Les équipes collaboratives devraient se réunir pour la première fois ce vendredi pour décrire des objectifs de recherche spécifiques. Il s’agit notamment d’une compréhension plus approfondie de l’échec placentaire et de la restriction de la croissance fœtale, d’une évaluation améliorée de la diminution du mouvement fœtal, de la détermination du calendrier d’administration optimal et de l’exploration des technologies avancées – telles que les tests sanguins, les biomarqueurs et les échographies – pour prédire les mortiers potentiels. Le consortium étudiera également le potentiel des dossiers médicaux électroniques et de l’intelligence artificielle pour identifier les premiers facteurs de risque. Tandis que l’annonce initiale n’a pas explicitement abordé disparités racialesun représentant a confirmé que le consortium avait l’intention d’identifier les facteurs contribuant à un risque plus élevé parmi les populations spécifiques.

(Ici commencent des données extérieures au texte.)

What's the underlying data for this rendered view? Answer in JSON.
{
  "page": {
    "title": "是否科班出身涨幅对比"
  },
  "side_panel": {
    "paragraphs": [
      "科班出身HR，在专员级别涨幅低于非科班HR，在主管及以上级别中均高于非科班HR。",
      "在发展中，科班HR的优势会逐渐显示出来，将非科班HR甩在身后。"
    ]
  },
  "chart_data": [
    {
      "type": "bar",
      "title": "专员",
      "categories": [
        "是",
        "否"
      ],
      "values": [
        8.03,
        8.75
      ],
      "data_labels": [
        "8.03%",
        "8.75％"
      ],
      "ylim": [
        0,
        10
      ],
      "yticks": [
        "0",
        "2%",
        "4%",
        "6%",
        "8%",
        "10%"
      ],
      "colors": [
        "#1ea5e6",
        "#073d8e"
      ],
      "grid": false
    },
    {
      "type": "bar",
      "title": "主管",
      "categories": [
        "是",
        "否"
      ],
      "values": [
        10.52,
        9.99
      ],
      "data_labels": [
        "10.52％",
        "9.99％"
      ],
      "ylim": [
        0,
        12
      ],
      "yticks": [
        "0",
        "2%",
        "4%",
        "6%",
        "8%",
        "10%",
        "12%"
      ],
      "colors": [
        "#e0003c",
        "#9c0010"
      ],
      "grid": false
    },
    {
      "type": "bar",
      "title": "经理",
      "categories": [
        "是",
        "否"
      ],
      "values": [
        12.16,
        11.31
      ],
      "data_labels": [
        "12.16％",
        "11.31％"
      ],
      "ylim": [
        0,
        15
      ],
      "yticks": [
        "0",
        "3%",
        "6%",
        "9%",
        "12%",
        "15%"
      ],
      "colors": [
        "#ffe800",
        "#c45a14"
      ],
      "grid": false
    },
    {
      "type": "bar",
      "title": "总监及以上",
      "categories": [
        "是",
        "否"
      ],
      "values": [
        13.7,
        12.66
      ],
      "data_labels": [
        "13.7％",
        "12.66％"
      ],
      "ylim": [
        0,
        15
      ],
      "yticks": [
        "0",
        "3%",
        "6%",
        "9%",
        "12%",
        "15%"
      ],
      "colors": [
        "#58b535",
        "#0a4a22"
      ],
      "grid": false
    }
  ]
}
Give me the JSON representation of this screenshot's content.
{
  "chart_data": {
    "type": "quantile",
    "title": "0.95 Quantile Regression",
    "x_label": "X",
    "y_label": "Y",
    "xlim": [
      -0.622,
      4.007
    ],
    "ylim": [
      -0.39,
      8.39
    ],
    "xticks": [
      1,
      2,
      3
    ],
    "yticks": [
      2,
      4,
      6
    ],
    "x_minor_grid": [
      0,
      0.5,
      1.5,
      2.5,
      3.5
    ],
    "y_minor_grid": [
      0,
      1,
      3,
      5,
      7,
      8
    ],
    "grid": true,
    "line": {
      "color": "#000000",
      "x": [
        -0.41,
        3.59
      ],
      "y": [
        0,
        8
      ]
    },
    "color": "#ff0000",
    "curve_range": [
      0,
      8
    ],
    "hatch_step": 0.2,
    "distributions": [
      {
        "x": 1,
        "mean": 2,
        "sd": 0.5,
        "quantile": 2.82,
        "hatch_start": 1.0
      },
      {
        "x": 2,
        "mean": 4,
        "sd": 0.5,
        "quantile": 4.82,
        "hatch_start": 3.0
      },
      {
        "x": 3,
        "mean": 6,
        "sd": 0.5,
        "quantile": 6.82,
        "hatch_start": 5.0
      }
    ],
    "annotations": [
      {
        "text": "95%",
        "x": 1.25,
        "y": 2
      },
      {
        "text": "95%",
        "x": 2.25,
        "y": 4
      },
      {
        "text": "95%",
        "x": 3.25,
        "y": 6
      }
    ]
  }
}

S’attaquer à une lacune critique dans les données et le support

Pour de nombreuses familles, la douleur de mortinaissance est aggravé par un manque de réponses claires concernant la cause de la perte. Le consortium vise à résoudre ce problème en collaborant avec la communauté de la mortinaissance par le biais de groupes consultatifs et en hiérarchisant la collecte de données standardisée et précise, supervisée par l’équipe de Caroline du Nord. Les données incomplètes et retardées ont historiquement entravé les efforts de prévention.

« Si nous pouvions voir les signes et livrer le bébé plus tôt, afin que la maman ait un bébé vivant, c’est je pense que ce que nous espérons tous », a déclaré le Dr Emily Gibbins, de l’Université de Pittsburgh et de l’hôpital Magee-Womens, et Science University, a exprimé son espoir pour l’avenir, rappelant sa propre expérience en plaidant pour une augmentation des autopsies après le rapport de son fils Sebastian, comme indiqué par la projection. « Stillbirth est un énorme problème de santé publique, et qui n’a pas historiquement eu autant d’attention », a déclaré Gibbins. « Le fait que nous ayons cet investissement de centres qui vont adopter ces différentes approches pour lutter contre la mortinaissance et pour empêcher la mortinaissance, et aussi pour fournir des soins meilleurs aux familles qui éprouvent la mortinaissance, c’est un espoir dont je pense que nous avons tous besoin. »

Gibbins et son équipe se concentreront sur l’impact du stress chronique, de la nutrition et de la santé cardiaque sur le risque de mortinaissance.

Le NIH a initialement distribué un financement de 7,3 millions de dollars, dont 750 000 $ du ministère de la Santé et des Services sociaux, avec l’optimisme pour le financement continu tout au long du projet de cinq ans malgré les récentes réductions du budget du NIH.

« La raison pour laquelle nous faisons cela est que la mortinaissance affecte 1 accouchement sur 160 aux États-Unis par an, et c’est vraiment traumatisant pour les familles, et il n’est pas parlé », a conclu Cernich. «Nous sommes dans un endroit idéal pour vraiment essayer de lutter contre cette tragédie évitable.»